The practice of handcuffing remains a strategy I stand firmly against. When building my fantasy football portfolio, I want to collect as much value as I possibly can. Handcuffing prevents that.
Draft picks and roster spots are finite opportunities to obtain or maintain juice. And with most leagues requiring a quarterback, defense and kicker, the remaining roster spots become that much more precious.
Premium handcuffs often require the investment of a top 100 draft pick — a prohibitive price considering the potential for standalone production present throughout this stage of a draft. Each owner navigates his/her drafts differently. For me though, rounds 3-10 are where I’m making a living. They’re not for buying the fantasy football version of an extended warranty.
Someone like Darrell Henderson may not need Todd Gurley to get hurt to provide tangible weekly production. But there are plenty of handcuffs who will not see the necessary volume to be a viable fantasy starter.
And I’m simply not on board with investing in an asset that only holds value in the event of my starter’s injury. Locking up this roster spot prevents me from claiming any of the inevitable waiver wire finds that breakout seemingly out of nowhere.

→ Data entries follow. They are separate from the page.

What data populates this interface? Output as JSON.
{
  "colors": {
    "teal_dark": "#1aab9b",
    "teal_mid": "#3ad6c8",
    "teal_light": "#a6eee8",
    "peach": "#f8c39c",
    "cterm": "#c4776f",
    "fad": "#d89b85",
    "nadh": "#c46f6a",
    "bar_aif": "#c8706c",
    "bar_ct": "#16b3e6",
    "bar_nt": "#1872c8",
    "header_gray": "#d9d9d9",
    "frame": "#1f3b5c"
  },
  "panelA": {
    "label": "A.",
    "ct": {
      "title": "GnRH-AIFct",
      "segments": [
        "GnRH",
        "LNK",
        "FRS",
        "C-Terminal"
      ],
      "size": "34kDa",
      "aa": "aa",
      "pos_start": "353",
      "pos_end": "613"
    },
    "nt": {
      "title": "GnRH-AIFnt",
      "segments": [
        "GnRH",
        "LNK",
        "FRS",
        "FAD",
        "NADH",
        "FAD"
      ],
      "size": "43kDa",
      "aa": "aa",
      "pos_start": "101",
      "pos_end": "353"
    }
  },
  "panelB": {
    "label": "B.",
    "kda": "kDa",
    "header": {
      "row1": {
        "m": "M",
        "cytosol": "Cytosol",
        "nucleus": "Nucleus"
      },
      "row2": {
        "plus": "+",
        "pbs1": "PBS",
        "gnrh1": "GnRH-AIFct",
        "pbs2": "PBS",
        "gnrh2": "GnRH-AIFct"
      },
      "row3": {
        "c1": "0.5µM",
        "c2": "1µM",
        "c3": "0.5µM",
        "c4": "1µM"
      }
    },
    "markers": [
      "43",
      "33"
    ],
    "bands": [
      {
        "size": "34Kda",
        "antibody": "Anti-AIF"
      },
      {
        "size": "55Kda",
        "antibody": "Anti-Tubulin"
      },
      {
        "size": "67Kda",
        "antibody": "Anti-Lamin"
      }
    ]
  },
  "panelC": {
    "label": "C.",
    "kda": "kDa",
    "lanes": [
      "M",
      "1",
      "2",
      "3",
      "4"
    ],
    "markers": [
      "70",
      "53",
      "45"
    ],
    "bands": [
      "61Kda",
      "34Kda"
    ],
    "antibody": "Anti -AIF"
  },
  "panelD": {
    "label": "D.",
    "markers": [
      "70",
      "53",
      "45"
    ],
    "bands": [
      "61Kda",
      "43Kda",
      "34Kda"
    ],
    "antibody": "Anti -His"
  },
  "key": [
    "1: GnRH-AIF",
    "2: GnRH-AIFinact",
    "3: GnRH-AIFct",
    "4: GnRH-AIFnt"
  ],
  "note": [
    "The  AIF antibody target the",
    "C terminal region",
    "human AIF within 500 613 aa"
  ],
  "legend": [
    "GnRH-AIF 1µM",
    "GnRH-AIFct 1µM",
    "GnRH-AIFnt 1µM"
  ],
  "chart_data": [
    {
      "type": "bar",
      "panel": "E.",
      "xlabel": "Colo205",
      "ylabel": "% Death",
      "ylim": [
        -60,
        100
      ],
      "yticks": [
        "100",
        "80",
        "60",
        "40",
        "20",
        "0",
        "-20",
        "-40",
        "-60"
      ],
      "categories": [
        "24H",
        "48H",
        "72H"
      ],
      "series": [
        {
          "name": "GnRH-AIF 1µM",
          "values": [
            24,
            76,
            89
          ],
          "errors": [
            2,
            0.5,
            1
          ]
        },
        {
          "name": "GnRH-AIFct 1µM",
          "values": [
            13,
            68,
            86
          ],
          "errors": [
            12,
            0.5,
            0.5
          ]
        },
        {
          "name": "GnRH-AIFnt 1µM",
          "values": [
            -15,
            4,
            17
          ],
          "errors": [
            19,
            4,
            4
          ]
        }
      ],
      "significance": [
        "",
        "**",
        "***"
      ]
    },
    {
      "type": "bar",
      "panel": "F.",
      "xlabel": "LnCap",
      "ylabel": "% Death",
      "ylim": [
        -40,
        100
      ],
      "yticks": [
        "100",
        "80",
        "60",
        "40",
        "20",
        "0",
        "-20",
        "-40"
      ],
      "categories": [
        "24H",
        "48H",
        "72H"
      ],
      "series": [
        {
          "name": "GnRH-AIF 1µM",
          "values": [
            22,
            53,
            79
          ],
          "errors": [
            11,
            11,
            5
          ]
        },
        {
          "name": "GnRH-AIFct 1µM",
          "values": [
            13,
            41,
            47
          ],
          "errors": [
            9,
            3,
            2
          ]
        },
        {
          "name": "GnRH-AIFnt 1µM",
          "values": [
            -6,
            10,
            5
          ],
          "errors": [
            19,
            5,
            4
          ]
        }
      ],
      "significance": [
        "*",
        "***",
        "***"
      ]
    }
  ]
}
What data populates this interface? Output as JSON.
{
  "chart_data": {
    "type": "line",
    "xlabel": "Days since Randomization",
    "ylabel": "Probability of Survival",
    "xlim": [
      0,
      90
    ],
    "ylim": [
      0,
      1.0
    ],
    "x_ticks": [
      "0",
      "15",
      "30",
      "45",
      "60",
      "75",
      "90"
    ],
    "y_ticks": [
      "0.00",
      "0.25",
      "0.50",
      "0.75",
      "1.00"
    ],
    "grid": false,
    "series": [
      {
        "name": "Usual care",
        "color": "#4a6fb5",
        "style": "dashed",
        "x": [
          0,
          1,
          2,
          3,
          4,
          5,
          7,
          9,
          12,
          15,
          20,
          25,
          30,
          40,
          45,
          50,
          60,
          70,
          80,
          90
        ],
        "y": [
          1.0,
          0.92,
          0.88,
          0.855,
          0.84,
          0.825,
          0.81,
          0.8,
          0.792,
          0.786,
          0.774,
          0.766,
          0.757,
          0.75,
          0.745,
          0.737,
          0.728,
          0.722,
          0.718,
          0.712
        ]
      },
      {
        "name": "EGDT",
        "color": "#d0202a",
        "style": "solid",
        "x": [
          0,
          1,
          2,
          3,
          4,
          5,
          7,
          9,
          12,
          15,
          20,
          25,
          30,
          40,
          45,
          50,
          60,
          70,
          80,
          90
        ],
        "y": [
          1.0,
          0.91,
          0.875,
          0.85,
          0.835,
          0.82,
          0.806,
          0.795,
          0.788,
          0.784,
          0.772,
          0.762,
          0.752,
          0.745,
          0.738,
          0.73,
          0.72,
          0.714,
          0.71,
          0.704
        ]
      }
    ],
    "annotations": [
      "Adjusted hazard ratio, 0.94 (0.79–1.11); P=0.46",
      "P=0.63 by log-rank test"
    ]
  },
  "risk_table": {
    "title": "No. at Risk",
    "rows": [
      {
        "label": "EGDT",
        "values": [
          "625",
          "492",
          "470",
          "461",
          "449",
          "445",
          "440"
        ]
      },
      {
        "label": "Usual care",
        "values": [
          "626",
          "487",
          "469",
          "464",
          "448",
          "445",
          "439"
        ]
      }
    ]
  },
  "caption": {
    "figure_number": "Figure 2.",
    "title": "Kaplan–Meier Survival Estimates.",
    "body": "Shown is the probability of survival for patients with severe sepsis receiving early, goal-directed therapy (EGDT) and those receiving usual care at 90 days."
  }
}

“I like to handcuff, but I’m open to alternatives.”
I’m certainly not a gunslinger when it comes to assuming risk, but I’m willing to operate without the “security” of a handcuff. Instead, I’ll do one of two things:
1. Avoid the initial player altogether. If the need to handcuff him is so pronounced, chances are the risk isn’t worth the investment.
2. Roll the dice and focus on acquiring as much standalone value and flexibility with my draft picks as possible. It’s up to me to do my job well enough to acquire the bench talent that can step into a starting role if the need presses.
To clarify, handcuffing during the season is a completely different discussion. Once the action begins, I’m constantly juggling certain odds, adding certain protections and generally scratching and clawing for every acre of advantageous real estate within the margins. But draft season is about collecting as many chips as possible, not half-assing the process.